American computer scientist

David Luckham is an emeritus professor of electrical engineering at Stanford University. As a graduate student at the Massachusetts Institute of Technology (MIT), he was one of the implementers of the first systems for the programming language Lisp.

He is best known as the originator of complex event processing (CEP) as proposed in his 2002 book The Power of Events. CEP consists of a set of concepts and techniques for processing real-time events and extracting information from event streams as they arrive. CEP has since become an enabling technology in many systems that are used to take immediate action in response to incoming streams of events. Applications are described in this book that may now be found in many sectors of business including stock market trading systems, mobile devices, internet operations, fraud detection, the transport industry, and government intelligence gathering.
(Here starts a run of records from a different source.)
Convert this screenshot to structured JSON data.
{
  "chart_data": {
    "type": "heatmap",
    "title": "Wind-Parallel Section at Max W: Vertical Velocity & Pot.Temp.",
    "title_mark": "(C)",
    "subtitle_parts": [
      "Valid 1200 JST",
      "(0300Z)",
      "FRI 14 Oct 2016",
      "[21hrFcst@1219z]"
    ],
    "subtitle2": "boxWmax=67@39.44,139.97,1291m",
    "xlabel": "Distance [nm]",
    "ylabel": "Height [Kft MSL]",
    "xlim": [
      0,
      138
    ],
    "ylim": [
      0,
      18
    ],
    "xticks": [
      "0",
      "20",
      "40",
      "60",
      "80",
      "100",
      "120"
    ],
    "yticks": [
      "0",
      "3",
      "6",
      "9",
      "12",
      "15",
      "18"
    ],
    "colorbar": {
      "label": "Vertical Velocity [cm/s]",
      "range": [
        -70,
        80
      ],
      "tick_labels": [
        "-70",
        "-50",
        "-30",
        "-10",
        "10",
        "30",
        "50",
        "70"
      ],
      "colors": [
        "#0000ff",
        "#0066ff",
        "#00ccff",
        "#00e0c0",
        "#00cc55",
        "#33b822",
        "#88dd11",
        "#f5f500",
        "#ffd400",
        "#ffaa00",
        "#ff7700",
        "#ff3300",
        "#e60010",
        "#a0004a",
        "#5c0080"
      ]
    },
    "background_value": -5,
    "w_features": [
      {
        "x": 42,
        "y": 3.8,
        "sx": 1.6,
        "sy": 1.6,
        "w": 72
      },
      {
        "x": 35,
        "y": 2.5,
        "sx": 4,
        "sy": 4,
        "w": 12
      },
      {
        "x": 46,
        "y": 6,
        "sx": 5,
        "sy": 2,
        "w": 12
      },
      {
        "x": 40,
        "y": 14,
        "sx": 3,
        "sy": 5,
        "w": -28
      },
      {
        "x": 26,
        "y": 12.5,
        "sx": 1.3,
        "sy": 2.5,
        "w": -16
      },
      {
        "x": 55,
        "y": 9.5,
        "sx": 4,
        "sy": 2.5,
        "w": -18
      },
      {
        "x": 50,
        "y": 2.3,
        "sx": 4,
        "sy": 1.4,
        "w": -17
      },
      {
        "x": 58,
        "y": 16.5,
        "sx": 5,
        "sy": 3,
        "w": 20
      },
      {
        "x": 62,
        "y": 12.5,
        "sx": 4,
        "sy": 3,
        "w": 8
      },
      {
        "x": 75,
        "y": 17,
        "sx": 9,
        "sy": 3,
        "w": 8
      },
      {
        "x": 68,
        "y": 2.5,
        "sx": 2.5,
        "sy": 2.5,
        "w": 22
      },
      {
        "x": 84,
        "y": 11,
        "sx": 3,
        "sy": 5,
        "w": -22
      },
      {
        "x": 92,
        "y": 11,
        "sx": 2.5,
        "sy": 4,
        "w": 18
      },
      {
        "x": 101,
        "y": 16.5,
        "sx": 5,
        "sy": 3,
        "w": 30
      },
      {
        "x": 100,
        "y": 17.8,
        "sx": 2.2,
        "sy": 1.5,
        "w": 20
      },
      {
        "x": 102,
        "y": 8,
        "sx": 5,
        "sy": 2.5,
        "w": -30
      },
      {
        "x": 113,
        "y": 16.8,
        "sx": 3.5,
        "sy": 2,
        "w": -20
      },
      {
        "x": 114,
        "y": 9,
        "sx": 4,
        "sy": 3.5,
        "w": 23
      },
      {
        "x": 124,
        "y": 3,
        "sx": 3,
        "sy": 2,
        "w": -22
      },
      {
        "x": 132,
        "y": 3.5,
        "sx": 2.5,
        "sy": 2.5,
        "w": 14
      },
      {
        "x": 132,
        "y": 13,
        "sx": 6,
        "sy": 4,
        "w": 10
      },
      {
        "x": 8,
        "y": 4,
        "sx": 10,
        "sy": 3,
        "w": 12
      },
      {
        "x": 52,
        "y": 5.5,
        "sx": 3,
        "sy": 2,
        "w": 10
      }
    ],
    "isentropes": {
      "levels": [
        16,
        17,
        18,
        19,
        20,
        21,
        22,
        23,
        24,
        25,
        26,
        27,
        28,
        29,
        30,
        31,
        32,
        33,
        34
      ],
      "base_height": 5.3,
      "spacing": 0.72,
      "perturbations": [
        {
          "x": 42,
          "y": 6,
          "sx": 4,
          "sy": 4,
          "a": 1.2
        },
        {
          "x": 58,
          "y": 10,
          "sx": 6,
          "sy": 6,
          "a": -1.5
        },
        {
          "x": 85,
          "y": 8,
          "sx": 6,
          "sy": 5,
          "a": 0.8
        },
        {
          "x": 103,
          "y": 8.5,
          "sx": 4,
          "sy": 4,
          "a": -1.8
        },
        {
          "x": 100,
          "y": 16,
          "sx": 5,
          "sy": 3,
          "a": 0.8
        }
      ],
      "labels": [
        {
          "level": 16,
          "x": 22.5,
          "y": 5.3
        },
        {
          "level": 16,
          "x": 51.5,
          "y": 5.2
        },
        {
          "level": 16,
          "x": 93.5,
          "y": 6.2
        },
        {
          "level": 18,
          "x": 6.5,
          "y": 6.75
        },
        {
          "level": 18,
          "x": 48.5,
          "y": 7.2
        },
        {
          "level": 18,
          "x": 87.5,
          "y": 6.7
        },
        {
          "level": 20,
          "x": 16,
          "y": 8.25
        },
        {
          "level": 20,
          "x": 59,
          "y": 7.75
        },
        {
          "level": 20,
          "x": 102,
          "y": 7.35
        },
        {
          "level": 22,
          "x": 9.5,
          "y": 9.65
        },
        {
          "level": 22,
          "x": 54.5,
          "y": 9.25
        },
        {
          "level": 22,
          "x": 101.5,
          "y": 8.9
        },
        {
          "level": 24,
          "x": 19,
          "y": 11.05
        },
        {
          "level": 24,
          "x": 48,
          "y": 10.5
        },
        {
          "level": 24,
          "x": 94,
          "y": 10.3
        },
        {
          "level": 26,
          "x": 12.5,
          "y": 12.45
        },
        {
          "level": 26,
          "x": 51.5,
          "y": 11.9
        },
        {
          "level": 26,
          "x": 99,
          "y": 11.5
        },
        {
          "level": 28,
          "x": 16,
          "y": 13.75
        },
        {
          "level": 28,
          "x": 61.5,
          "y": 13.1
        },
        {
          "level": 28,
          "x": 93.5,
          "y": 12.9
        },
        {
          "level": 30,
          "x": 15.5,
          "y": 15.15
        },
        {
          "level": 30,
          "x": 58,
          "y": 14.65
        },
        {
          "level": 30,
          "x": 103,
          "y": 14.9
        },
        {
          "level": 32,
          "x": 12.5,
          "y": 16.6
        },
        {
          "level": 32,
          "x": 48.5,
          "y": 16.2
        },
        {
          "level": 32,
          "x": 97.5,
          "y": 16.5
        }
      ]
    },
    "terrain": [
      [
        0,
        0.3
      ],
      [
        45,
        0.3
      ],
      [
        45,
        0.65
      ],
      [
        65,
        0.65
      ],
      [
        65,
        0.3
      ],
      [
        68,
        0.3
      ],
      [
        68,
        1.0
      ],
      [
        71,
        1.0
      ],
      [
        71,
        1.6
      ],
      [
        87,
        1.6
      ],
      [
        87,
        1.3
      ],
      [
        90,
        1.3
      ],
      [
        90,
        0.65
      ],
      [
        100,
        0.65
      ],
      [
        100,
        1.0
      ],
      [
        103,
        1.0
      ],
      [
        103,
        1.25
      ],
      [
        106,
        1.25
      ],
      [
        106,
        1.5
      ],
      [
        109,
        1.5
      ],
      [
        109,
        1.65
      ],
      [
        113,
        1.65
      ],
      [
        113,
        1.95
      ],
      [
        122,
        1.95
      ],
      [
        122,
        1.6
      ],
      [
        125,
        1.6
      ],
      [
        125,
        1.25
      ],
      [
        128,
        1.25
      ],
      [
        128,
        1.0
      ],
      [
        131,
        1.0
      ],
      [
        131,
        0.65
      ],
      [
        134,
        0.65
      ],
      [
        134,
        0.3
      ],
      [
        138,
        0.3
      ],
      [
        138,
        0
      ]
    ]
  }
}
The book also describes advanced event processing techniques such as event abstraction and event hierarchies that are not yet in general practice. Luckham's latest book is Event Processing for Business: Organizing the Real-Time Enterprise.

Luckham has held faculty and invited faculty positions in both mathematics and computer science at eight major universities in Europe and the United States. He was a cofounder of Rational Software, Inc., in 1981. He supplied the compiler for the language Ada, from which the company's first products were developed, and served as a member of the initial software development team. An acknowledged leader in high-level programming languages for multiprocessing, annotation languages, and event-based simulation systems for both hardware and software architectures, Luckham has published more than 100 technical articles, two of them winning Best Paper Awards from the Association for Computing Machinery (ACM) and the Institute of Electrical and Electronics Engineers (IEEE).

He was born in Kingston in the British Colony of Jamaica, and raised in London during The Blitz of World War II. He holds the degrees Master of Science (M.Sc.) from London, and Doctor of Philosophy (Ph.D.) from the Massachusetts Institute of Technology (MIT) in mathematics and computer science.